Ring polymer molecular dynamics (RPMD)

Ring polymer molecular dynamics is a quantum dynamics methods that attempts to approximate Kubo-transformed real-time correlation functions ([15]).

The idea is to exploit the classical isomorphism that maps a quantum particle onto the extended phasespace of a classical ring polymer. It can be shown that the quantum partition function for a system can be manipulated such that it resembles the classical partition function of a system containing many replicas of the original particle joined to together with harmonic springs in a ring. In the limit of infinite beads or replicas in the ring polymer, the isomorphism becomes exact and it is possible to evaluate quantum expectation values by evaluating ensemble averages for the classical ring polymer system. This is referred to as the field of imaginary-time path integrals and the techniques used are Path Integral Monte Carlo (PIMC) and Path Integral Molecular Dynamics (PIMD) depending on whether molecular dynamics or Monte Carlo methods are used to explore the phasespace ([16]).

RPMD was proposed as a heuristic extension of imaginary-time path integrals to evaluate real-time dynamical quantities. To perform RPMD, it is necessary to solve Hamilton's equations for the ring polymer Hamiltonian:

\[H = \sum_\alpha^N \frac{1}{2} \mathbf{P}_\alpha^T \mathbf{M} \mathbf{P}_\alpha + \frac{1}{2} \omega_N^2 (\mathbf{R}_\alpha - \mathbf{R}_{\alpha+1})^T \mathbf{M} (\mathbf{R}_\alpha - \mathbf{R}_{\alpha+1}) + V(\mathbf{R}_\alpha)\]

where the ring polymer spring constant $\omega_N = 1 / \hbar\beta_N$ and $\beta_N = \beta / N$.

When the initial distribution is taken as the thermal ring polymer distribution and this Hamiltonian is used to generate configurations at later times, the correlation functions obtained can be used to approximate real-time quantum correlation functions.

Example

Let us perform some simple adiabatic ring polymer dynamics to get a feel for what the ring polymer dynamics looks like. We set up a 2D system for one hydrogen atom by giving the Free model 2 degrees of freedom and specify that the ring polymer should have 50 beads.

using NQCDynamics
using Unitful

atoms = Atoms([:H])
sim = RingPolymerSimulation(atoms, Free(2), 50; temperature=100u"K")

RingPolymerSimulation{Classical}:

  Atoms{Float64}([:H], [1], [1837.4715941070515])

  Free(2)
  with 50 beads.

We initialise the simulation with zero velocity and a random distribution for the ring polymer bead positions. For a real RPMD simulation you will use the thermal ring polymer distribution obtained from a PIMC or Langevin simulation but here for simplicity we use a normally distributed configuration.

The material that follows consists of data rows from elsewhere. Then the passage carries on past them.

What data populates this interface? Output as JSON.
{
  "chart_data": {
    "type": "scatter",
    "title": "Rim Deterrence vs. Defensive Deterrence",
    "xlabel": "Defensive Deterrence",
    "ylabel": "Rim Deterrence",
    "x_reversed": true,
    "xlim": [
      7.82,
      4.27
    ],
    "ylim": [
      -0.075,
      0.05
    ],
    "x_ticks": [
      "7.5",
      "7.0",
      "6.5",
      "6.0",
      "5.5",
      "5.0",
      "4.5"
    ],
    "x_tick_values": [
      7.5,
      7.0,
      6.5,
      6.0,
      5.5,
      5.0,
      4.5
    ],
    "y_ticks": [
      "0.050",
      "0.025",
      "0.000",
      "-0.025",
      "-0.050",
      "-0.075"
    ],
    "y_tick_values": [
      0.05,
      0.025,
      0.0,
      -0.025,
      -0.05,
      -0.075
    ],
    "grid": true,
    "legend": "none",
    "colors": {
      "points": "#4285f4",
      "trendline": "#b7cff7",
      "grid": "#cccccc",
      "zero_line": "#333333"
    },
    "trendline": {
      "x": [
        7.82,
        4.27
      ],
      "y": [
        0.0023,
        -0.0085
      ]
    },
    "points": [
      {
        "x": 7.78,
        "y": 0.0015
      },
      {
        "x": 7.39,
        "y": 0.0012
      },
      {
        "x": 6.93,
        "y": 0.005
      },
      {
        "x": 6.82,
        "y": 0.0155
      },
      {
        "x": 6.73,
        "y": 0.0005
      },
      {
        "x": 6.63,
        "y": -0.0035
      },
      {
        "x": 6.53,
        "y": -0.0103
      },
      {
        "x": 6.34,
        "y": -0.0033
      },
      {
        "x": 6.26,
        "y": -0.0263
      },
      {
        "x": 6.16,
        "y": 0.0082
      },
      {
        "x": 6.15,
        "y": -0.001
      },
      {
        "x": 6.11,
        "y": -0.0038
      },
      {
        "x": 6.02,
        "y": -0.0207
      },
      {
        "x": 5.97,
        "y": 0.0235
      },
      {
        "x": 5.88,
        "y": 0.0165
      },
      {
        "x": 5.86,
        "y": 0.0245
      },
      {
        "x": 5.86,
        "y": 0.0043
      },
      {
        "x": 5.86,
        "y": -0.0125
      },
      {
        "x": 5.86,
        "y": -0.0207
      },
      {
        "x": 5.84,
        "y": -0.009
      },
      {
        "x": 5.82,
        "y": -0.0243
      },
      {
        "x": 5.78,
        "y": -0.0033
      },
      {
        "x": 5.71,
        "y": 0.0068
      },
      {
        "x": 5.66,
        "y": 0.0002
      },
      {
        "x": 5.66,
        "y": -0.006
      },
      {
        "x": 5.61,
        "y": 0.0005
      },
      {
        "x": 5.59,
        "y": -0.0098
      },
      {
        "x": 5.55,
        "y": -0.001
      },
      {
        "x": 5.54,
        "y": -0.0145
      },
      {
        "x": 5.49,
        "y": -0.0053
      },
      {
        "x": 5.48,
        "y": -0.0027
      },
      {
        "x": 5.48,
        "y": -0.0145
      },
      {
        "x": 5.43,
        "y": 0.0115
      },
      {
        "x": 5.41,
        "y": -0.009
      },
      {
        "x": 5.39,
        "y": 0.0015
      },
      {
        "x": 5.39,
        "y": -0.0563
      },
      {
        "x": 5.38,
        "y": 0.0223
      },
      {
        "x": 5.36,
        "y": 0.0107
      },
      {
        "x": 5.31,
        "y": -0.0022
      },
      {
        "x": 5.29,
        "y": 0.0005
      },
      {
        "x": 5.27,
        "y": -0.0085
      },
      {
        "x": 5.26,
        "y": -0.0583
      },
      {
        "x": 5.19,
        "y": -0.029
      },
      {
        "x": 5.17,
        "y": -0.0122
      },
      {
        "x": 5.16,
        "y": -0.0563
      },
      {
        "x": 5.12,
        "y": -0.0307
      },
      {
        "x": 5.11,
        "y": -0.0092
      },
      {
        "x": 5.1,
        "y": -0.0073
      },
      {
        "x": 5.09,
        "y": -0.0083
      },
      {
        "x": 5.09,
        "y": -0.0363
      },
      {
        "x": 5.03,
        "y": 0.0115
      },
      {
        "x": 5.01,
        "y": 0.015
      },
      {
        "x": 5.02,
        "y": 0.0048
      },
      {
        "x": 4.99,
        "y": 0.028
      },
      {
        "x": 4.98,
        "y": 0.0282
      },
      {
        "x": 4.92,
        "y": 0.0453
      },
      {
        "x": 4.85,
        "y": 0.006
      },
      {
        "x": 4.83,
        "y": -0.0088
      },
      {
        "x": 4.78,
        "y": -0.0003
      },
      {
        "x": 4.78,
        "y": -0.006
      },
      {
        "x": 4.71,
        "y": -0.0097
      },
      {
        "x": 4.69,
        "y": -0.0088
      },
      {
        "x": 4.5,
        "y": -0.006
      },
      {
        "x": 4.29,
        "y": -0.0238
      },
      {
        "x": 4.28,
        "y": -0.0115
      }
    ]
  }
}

u = DynamicsVariables(sim, zeros(size(sim)), randn(size(sim)))

Now we can run the simulation, for which we use the time interval 0.0 to 500.0 and a time step of dt = 2.5:

dt = 2.5
traj = run_dynamics(sim, (0.0, 500.0), u; output=OutputPosition, dt=dt)

[ Info: Performing 1 trajectory.
[ Info: Finished after 8.93114105 seconds.

We can visualise this ring polymer trajectory with a 2D scatter plot that shows how the ring polymer evolves in time. Here, we have joined the adjacent beads together with lines, with the end and start beads joined with a different color. This animation shows the cyclic nature of the ring polymer, and how every bead is connected to its two neighbours.

using Plots

rs = traj[:OutputPosition]

timestamps = 1:length(traj[:OutputPosition])
@gif for i in timestamps
    xs = rs[i][1,1,:]
    ys = rs[i][2,1,:]
    close_loop_x = [rs[i][1,1,end], rs[i][1,1,begin]]
    close_loop_y = [rs[i][2,1,end], rs[i][2,1,begin]]

    plot(
        xlims=(-3, 3),
        ylims=(-3, 3),
        legend=false
    )

    plot!(xs, ys, color=:black)
    scatter!(xs, ys)
    plot!(close_loop_x, close_loop_y)
end

Since this package is focused on nonadiabatic dynamics, you won't see much adiabatic RPMD elsewhere in the documentation, but it's useful to understand how the original adiabatic version works before moving on to the nonadiabatic extensions.